La visione di Margaret Vinci Heldt
Heldt immaginò un volume che potesse stare in equilibrio tra eleganza e teatralità. La sua cotonatura ricopriva la testa come una struttura di supporto, mentre i capelli venivano poi modellati per creare una corona rotonda e alta. Il risultato fu una silhouette capace di allungare il viso e di catturare l’attenzione, adatta sia a occasioni formali sia a set fotografici. Il Beehive divenne subito un simbolo di innovazione tecnica nella stiratura e nella modellatura dei capelli.
Le icone che hanno definito il bouffant
Il Beehive ebbe un’adozione rapida tra le star dell’epoca. Dolly Parton lo rese un vero e proprio marchio di fabbrica, mentre Audrey Hepburn lo trasformò in un gesto di raffinata eleganza. Brigitte Bardot aggiunse una nota di sensualità, e negli anni ’70 la cotonatura fu reinterpretata da icone come Dusty Springfield e Ronnie Spector, che conferivano al bouffant un tono più drammatico. Decenni dopo, Amy Winehouse ne esaltò l’altezza, facendolo diventare parte integrante del suo look ribelle e riconoscibile.
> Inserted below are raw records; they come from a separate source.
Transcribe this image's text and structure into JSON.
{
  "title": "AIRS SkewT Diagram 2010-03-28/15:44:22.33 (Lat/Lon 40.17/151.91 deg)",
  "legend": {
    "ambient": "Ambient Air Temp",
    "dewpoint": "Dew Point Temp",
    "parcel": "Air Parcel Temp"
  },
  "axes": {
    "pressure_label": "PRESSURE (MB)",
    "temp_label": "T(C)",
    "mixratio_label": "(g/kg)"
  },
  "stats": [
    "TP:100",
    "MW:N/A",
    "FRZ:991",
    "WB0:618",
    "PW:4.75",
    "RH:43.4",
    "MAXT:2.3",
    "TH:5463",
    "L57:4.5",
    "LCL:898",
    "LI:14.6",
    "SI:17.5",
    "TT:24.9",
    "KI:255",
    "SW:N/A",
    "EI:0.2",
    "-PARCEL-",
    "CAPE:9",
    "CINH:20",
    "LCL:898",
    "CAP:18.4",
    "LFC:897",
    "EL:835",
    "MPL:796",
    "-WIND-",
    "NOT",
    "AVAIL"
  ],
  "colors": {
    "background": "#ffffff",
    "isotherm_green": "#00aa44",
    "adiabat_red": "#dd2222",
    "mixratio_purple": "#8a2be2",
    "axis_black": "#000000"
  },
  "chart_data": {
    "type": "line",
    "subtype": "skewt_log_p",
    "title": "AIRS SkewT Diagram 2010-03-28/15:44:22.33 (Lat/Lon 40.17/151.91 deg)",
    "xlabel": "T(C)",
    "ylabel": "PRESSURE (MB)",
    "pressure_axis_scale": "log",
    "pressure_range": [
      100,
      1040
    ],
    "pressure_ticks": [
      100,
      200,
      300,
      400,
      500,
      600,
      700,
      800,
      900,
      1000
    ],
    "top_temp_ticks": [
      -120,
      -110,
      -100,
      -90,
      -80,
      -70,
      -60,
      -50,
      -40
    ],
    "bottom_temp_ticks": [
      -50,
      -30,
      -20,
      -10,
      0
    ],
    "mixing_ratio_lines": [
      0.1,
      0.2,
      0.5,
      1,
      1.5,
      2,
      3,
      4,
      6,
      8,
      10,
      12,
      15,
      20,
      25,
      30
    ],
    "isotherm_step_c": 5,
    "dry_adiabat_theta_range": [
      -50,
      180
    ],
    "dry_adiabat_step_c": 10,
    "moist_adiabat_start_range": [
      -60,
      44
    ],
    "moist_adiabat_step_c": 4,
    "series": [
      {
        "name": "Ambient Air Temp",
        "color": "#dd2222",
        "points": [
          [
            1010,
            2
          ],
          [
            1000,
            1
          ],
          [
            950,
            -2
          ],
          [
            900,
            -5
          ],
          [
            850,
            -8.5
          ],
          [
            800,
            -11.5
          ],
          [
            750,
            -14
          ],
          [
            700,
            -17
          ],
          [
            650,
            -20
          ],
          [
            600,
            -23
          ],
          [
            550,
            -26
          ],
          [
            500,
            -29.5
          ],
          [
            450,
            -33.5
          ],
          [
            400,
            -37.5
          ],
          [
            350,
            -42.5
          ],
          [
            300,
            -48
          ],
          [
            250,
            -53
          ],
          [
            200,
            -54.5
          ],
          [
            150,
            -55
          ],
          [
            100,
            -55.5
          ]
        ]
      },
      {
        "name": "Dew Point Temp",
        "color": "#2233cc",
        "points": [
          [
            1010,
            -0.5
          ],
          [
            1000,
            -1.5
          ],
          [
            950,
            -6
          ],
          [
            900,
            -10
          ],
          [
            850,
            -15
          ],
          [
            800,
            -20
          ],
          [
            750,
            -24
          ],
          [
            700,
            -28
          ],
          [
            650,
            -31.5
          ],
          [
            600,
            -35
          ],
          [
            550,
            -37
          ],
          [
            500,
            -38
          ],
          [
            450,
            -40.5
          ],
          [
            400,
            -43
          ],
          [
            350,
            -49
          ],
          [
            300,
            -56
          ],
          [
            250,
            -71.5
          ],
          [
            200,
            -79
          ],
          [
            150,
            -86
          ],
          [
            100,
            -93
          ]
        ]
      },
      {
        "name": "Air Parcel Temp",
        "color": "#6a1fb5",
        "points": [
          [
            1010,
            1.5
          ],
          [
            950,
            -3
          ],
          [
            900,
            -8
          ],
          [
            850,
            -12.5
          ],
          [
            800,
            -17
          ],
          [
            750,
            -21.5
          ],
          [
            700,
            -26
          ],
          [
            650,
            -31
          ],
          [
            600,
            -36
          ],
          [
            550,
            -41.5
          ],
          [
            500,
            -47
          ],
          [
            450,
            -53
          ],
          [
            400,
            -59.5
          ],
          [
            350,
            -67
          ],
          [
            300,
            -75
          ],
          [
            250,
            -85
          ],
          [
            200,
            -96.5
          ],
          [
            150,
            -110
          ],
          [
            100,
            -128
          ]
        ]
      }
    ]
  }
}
Il Beehive nell’autunno 2026: una rivisitazione più morbida
Questa stagione, il Beehive rientra tra le tendenze più amate, ma con una volontà di leggerezza che lo differenzia dalle versioni storiche. La struttura rimane alta e concentrata sulla sommità, ma la superficie è meno levigata: ciocche sfuggenti e una texture delicata creano l’illusione di movimento. Celebrità come Lily Collins grazie al suo ruolo in “Emily in Paris”, hanno mostrato al grande pubblico la nuova interpretazione, mentre ZendayaGigi Hadid e Dua Lipa hanno dimostrato che un bouffant rivisitato può convivere con un’immagine decisamente contemporanea. Serena D’Angelo direttrice del salone TONI&GUY di Bologna, conferma che il trend odierno “abbraccia la ramezia del passato, ma la rende più fluida e meno rigida”.
Per ottenere il Beehive moderno è fondamentale partire da una cottonatura ben ancorata alle radici, ma nascondere la struttura interna con una finitura liscia. Si consiglia di usare un hairspray a tenuta media così da mantenere la forma senza renderla troppo incasinata. Una volta creato il volume di base, si possono lasciar libere alcune ciocche intorno al viso per ammorbidire il profilo; questo accorgimento è particolarmente utile per visi rotondi, poiché il volume superiore aiuta a slanciarli. Il Beehive può essere realizzato su capelli lunghi, medi o addirittura trasformato in una mezza coda dove la parte superiore rimane strutturata e la parte inferiore è sciolta. È importante evitare l’eccesso di prodotti lucidi, optando per una leggera vernice opaca che mantenga la lucentezza naturale dei capelli.